While the victory in London was cause for much celebration for the Americans, it could not avenge the pain of defeat at what remains the world’s most prestigious tournament in women’s soccer. It is the World Cup title that the U.S. desperately craves.
That is especially true for Abby Wambach. The 35-year-old is playing in her fourth and final Women’s World Cup, having made her first appearance four years after the U.S. memorably lifted the trophy on home soil in 1999. But Wambach, the top scorer in the history of international soccer, has yet to taste the elation of victory in the tournament as a starter.

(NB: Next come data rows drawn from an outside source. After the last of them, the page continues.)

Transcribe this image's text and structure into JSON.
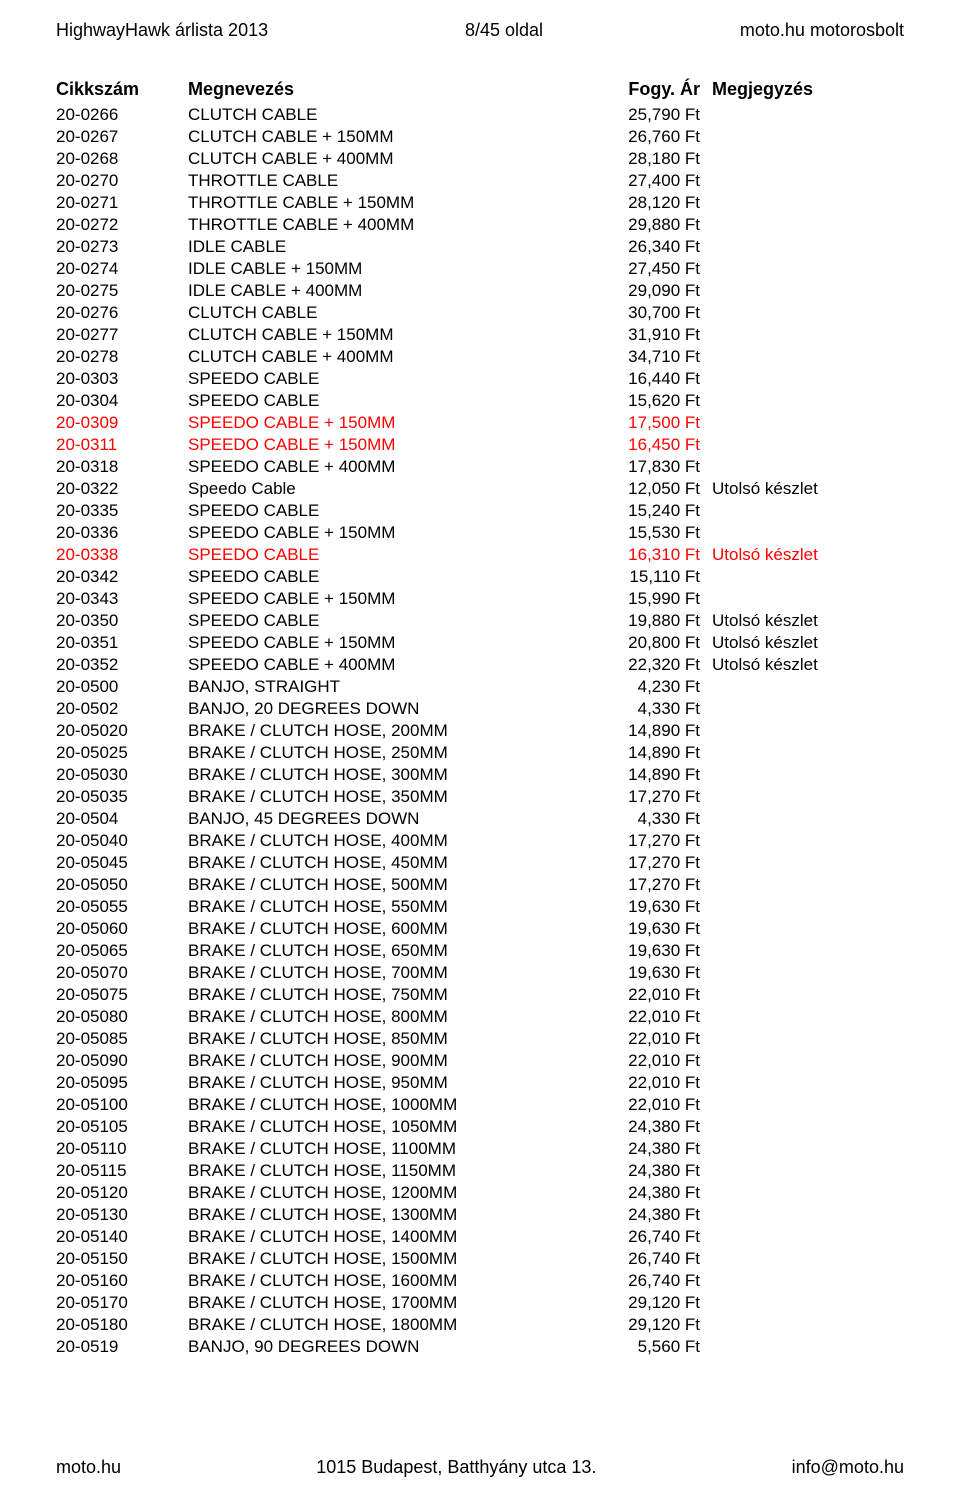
{
  "header": {
    "left": "HighwayHawk árlista 2013",
    "center": "8/45 oldal",
    "right": "moto.hu motorosbolt"
  },
  "tableHeader": {
    "cikkszam": "Cikkszám",
    "megnevezes": "Megnevezés",
    "fogy": "Fogy. Ár",
    "megjegyzes": "Megjegyzés"
  },
  "rows": [
    {
      "c": "20-0266",
      "n": "CLUTCH CABLE",
      "p": "25,790 Ft",
      "m": "",
      "red": false
    },
    {
      "c": "20-0267",
      "n": "CLUTCH CABLE + 150MM",
      "p": "26,760 Ft",
      "m": "",
      "red": false
    },
    {
      "c": "20-0268",
      "n": "CLUTCH CABLE + 400MM",
      "p": "28,180 Ft",
      "m": "",
      "red": false
    },
    {
      "c": "20-0270",
      "n": "THROTTLE CABLE",
      "p": "27,400 Ft",
      "m": "",
      "red": false
    },
    {
      "c": "20-0271",
      "n": "THROTTLE CABLE + 150MM",
      "p": "28,120 Ft",
      "m": "",
      "red": false
    },
    {
      "c": "20-0272",
      "n": "THROTTLE CABLE + 400MM",
      "p": "29,880 Ft",
      "m": "",
      "red": false
    },
    {
      "c": "20-0273",
      "n": "IDLE CABLE",
      "p": "26,340 Ft",
      "m": "",
      "red": false
    },
    {
      "c": "20-0274",
      "n": "IDLE CABLE + 150MM",
      "p": "27,450 Ft",
      "m": "",
      "red": false
    },
    {
      "c": "20-0275",
      "n": "IDLE CABLE + 400MM",
      "p": "29,090 Ft",
      "m": "",
      "red": false
    },
    {
      "c": "20-0276",
      "n": "CLUTCH CABLE",
      "p": "30,700 Ft",
      "m": "",
      "red": false
    },
    {
      "c": "20-0277",
      "n": "CLUTCH CABLE + 150MM",
      "p": "31,910 Ft",
      "m": "",
      "red": false
    },
    {
      "c": "20-0278",
      "n": "CLUTCH CABLE + 400MM",
      "p": "34,710 Ft",
      "m": "",
      "red": false
    },
    {
      "c": "20-0303",
      "n": "SPEEDO CABLE",
      "p": "16,440 Ft",
      "m": "",
      "red": false
    },
    {
      "c": "20-0304",
      "n": "SPEEDO CABLE",
      "p": "15,620 Ft",
      "m": "",
      "red": false
    },
    {
      "c": "20-0309",
      "n": "SPEEDO CABLE + 150MM",
      "p": "17,500 Ft",
      "m": "",
      "red": true
    },
    {
      "c": "20-0311",
      "n": "SPEEDO CABLE + 150MM",
      "p": "16,450 Ft",
      "m": "",
      "red": true
    },
    {
      "c": "20-0318",
      "n": "SPEEDO CABLE + 400MM",
      "p": "17,830 Ft",
      "m": "",
      "red": false
    },
    {
      "c": "20-0322",
      "n": "Speedo Cable",
      "p": "12,050 Ft",
      "m": "Utolsó készlet",
      "red": false
    },
    {
      "c": "20-0335",
      "n": "SPEEDO CABLE",
      "p": "15,240 Ft",
      "m": "",
      "red": false
    },
    {
      "c": "20-0336",
      "n": "SPEEDO CABLE + 150MM",
      "p": "15,530 Ft",
      "m": "",
      "red": false
    },
    {
      "c": "20-0338",
      "n": "SPEEDO CABLE",
      "p": "16,310 Ft",
      "m": "Utolsó készlet",
      "red": true
    },
    {
      "c": "20-0342",
      "n": "SPEEDO CABLE",
      "p": "15,110 Ft",
      "m": "",
      "red": false
    },
    {
      "c": "20-0343",
      "n": "SPEEDO CABLE + 150MM",
      "p": "15,990 Ft",
      "m": "",
      "red": false
    },
    {
      "c": "20-0350",
      "n": "SPEEDO CABLE",
      "p": "19,880 Ft",
      "m": "Utolsó készlet",
      "red": false
    },
    {
      "c": "20-0351",
      "n": "SPEEDO CABLE + 150MM",
      "p": "20,800 Ft",
      "m": "Utolsó készlet",
      "red": false
    },
    {
      "c": "20-0352",
      "n": "SPEEDO CABLE + 400MM",
      "p": "22,320 Ft",
      "m": "Utolsó készlet",
      "red": false
    },
    {
      "c": "20-0500",
      "n": "BANJO, STRAIGHT",
      "p": "4,230 Ft",
      "m": "",
      "red": false
    },
    {
      "c": "20-0502",
      "n": "BANJO, 20 DEGREES DOWN",
      "p": "4,330 Ft",
      "m": "",
      "red": false
    },
    {
      "c": "20-05020",
      "n": "BRAKE / CLUTCH HOSE, 200MM",
      "p": "14,890 Ft",
      "m": "",
      "red": false
    },
    {
      "c": "20-05025",
      "n": "BRAKE / CLUTCH HOSE, 250MM",
      "p": "14,890 Ft",
      "m": "",
      "red": false
    },
    {
      "c": "20-05030",
      "n": "BRAKE / CLUTCH HOSE, 300MM",
      "p": "14,890 Ft",
      "m": "",
      "red": false
    },
    {
      "c": "20-05035",
      "n": "BRAKE / CLUTCH HOSE, 350MM",
      "p": "17,270 Ft",
      "m": "",
      "red": false
    },
    {
      "c": "20-0504",
      "n": "BANJO, 45 DEGREES DOWN",
      "p": "4,330 Ft",
      "m": "",
      "red": false
    },
    {
      "c": "20-05040",
      "n": "BRAKE / CLUTCH HOSE, 400MM",
      "p": "17,270 Ft",
      "m": "",
      "red": false
    },
    {
      "c": "20-05045",
      "n": "BRAKE / CLUTCH HOSE, 450MM",
      "p": "17,270 Ft",
      "m": "",
      "red": false
    },
    {
      "c": "20-05050",
      "n": "BRAKE / CLUTCH HOSE, 500MM",
      "p": "17,270 Ft",
      "m": "",
      "red": false
    },
    {
      "c": "20-05055",
      "n": "BRAKE / CLUTCH HOSE, 550MM",
      "p": "19,630 Ft",
      "m": "",
      "red": false
    },
    {
      "c": "20-05060",
      "n": "BRAKE / CLUTCH HOSE, 600MM",
      "p": "19,630 Ft",
      "m": "",
      "red": false
    },
    {
      "c": "20-05065",
      "n": "BRAKE / CLUTCH HOSE, 650MM",
      "p": "19,630 Ft",
      "m": "",
      "red": false
    },
    {
      "c": "20-05070",
      "n": "BRAKE / CLUTCH HOSE, 700MM",
      "p": "19,630 Ft",
      "m": "",
      "red": false
    },
    {
      "c": "20-05075",
      "n": "BRAKE / CLUTCH HOSE, 750MM",
      "p": "22,010 Ft",
      "m": "",
      "red": false
    },
    {
      "c": "20-05080",
      "n": "BRAKE / CLUTCH HOSE, 800MM",
      "p": "22,010 Ft",
      "m": "",
      "red": false
    },
    {
      "c": "20-05085",
      "n": "BRAKE / CLUTCH HOSE, 850MM",
      "p": "22,010 Ft",
      "m": "",
      "red": false
    },
    {
      "c": "20-05090",
      "n": "BRAKE / CLUTCH HOSE, 900MM",
      "p": "22,010 Ft",
      "m": "",
      "red": false
    },
    {
      "c": "20-05095",
      "n": "BRAKE / CLUTCH HOSE, 950MM",
      "p": "22,010 Ft",
      "m": "",
      "red": false
    },
    {
      "c": "20-05100",
      "n": "BRAKE / CLUTCH HOSE, 1000MM",
      "p": "22,010 Ft",
      "m": "",
      "red": false
    },
    {
      "c": "20-05105",
      "n": "BRAKE / CLUTCH HOSE, 1050MM",
      "p": "24,380 Ft",
      "m": "",
      "red": false
    },
    {
      "c": "20-05110",
      "n": "BRAKE / CLUTCH HOSE, 1100MM",
      "p": "24,380 Ft",
      "m": "",
      "red": false
    },
    {
      "c": "20-05115",
      "n": "BRAKE / CLUTCH HOSE, 1150MM",
      "p": "24,380 Ft",
      "m": "",
      "red": false
    },
    {
      "c": "20-05120",
      "n": "BRAKE / CLUTCH HOSE, 1200MM",
      "p": "24,380 Ft",
      "m": "",
      "red": false
    },
    {
      "c": "20-05130",
      "n": "BRAKE / CLUTCH HOSE, 1300MM",
      "p": "24,380 Ft",
      "m": "",
      "red": false
    },
    {
      "c": "20-05140",
      "n": "BRAKE / CLUTCH HOSE, 1400MM",
      "p": "26,740 Ft",
      "m": "",
      "red": false
    },
    {
      "c": "20-05150",
      "n": "BRAKE / CLUTCH HOSE, 1500MM",
      "p": "26,740 Ft",
      "m": "",
      "red": false
    },
    {
      "c": "20-05160",
      "n": "BRAKE / CLUTCH HOSE, 1600MM",
      "p": "26,740 Ft",
      "m": "",
      "red": false
    },
    {
      "c": "20-05170",
      "n": "BRAKE / CLUTCH HOSE, 1700MM",
      "p": "29,120 Ft",
      "m": "",
      "red": false
    },
    {
      "c": "20-05180",
      "n": "BRAKE / CLUTCH HOSE, 1800MM",
      "p": "29,120 Ft",
      "m": "",
      "red": false
    },
    {
      "c": "20-0519",
      "n": "BANJO, 90 DEGREES DOWN",
      "p": "5,560 Ft",
      "m": "",
      "red": false
    }
  ],
  "footer": {
    "left": "moto.hu",
    "center": "1015 Budapest, Batthyány utca 13.",
    "right": "info@moto.hu"
  }
}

Four years ago she, along with the rest of the U.S., surely must have felt that a title was moments away. In the 2011 final, the U.S. had already been pegged back by Japan late in regulation time when Aya Miyama equalized Alex Morgan’s opening goal. Wambach put the Americans back in front just before the halfway point in extra-time, but there was to be another dramatic twist as player of the tournament, Homare Sawa, scored a goal that stunned the U.S. with three minutes left on the clock. Wamabch would then be the only American to score in the shootout, with Shannon Boxx, Tobin Heath and Carli Lloyd all missing as Japan claimed its first World Cup title.